The prior lets us know something about our data, like some data is oriented around 0. The likelihood shows how well the parameters explain our data. The posterior is the probability after we observe our data.

### Probabolistic Models
The point of our probabolistic models is to draw from some random variables and then check for connections with our randomly drawn variables. 

## The Bayesian approach to statistics
The frequentist treat the randomness as objective and the Bayesian treat the randomness as subjective. Bayesian believe that parameters are random, and data is fixed, frequentist have the opposite few. Frquentist require that the number of data points is much  greater than the number of parameters- but Bayesian methods work for any number of data points. Frequentist use max likelihood, but Bayes try to compute the posterior. The prior in Bayes acts as a regularizer. Bayes works well for on-line methods. 

### Bayesian Network (not Bayesian neural network)
The nodes in a Bayesian model are random variables and the edges are direct impacts. The probabolistic model is a joint probability over all variables, where the joint probability is written as a product of each probability given it's parents. 
$$P(X_1...,X_n) = \prod_{k=1}^{n}P(X_k|P_a(X_k))$$
Parents, pa(G) = {R, S}
pa(S) = {R}

Joint probability of $P(S,R, G) = P(G|S, R)P(S|R)P(R)$

### Naive Bayes Classifier 
$$P(c, f_1,...,f_n)=P(c)\prod_{i=1}^{N}P(f_i|c)$$

We have a class C, that directly affects the value of the features f. For different classes the distribution of the features may be different and the joint distribution is written above- the probability of the class times the product over all features. 

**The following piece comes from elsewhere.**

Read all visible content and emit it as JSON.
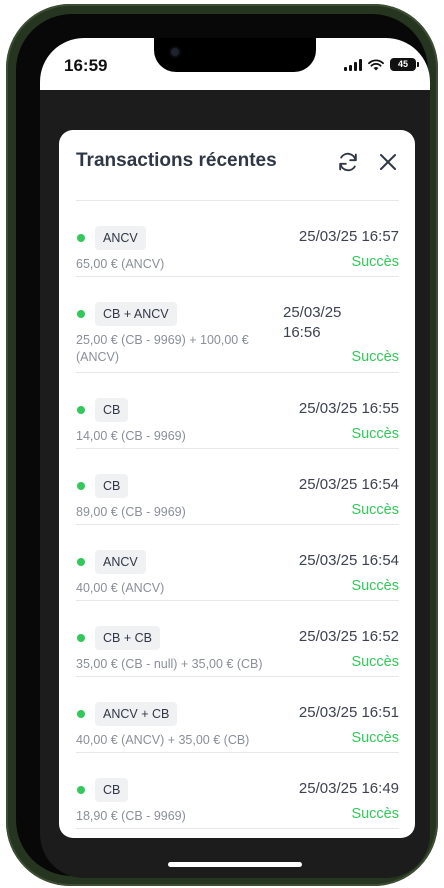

When Bayes Net's have cycles they are called Markov Random Fields

### Bayes Network Example
We beign with a directed graph with a thief, alarm, earthquake, and radio. Given by $P(t, a, e, r) = P(t)P(e)P(a|t, e)P(r|e)$. Where the variables stand for thief, alarm, earthquake, and radio. We first start by defining our priors/marginals for T and E.Then we define probabilities for alarm given 0 or 1 outcomes from theif and earthquake, given that they are the alarm's parents. Last we compute the chances for radio given earthquake. These are all binary events, whether the event happended or not. 

The probability of thief given alarm with Bayes formula:
$$P(T|A)=\frac{P(T,A)}{P(A)}=\frac{P(T,A,E) + P(T, A, \overline{E})}{P(T,A,E)+P(T,A,\overline{E})+ P(\overline{T},A,E) + P(T,A,\overline{E})}$$

It's difficult to tell from the video but it seems like the formula he is using is: **condition = joint/ joint of parameters** and **the joint = the joint including cases w/ parents / the same as above for each term**

### Linear Regression
We can use several versions of the coordinate systems to save space in memory. 

We can approach linear regression from a Bayesian perspecitive. Where we have weights, target, and data we can write $P(w, y|X)=P(y|X,w)P(w)$ 

## Probability Distribution Estimation 
Estimation is used for estimating some variable in the setting of probability distributions. Given some data that we have observed MLE and MAP are ways that we can model that observed data with a Gaussian distribution that 

### Maximum a posteriori (MAP) 
Computing the evidence can be expensive so we try to find the value of the parameters that maximizes the posterior prbability. We use the Bayes theorem and by some magic we drop the evidence part and we have some numeriacal methods we can use. The teach is trash and this seems like an important concept. 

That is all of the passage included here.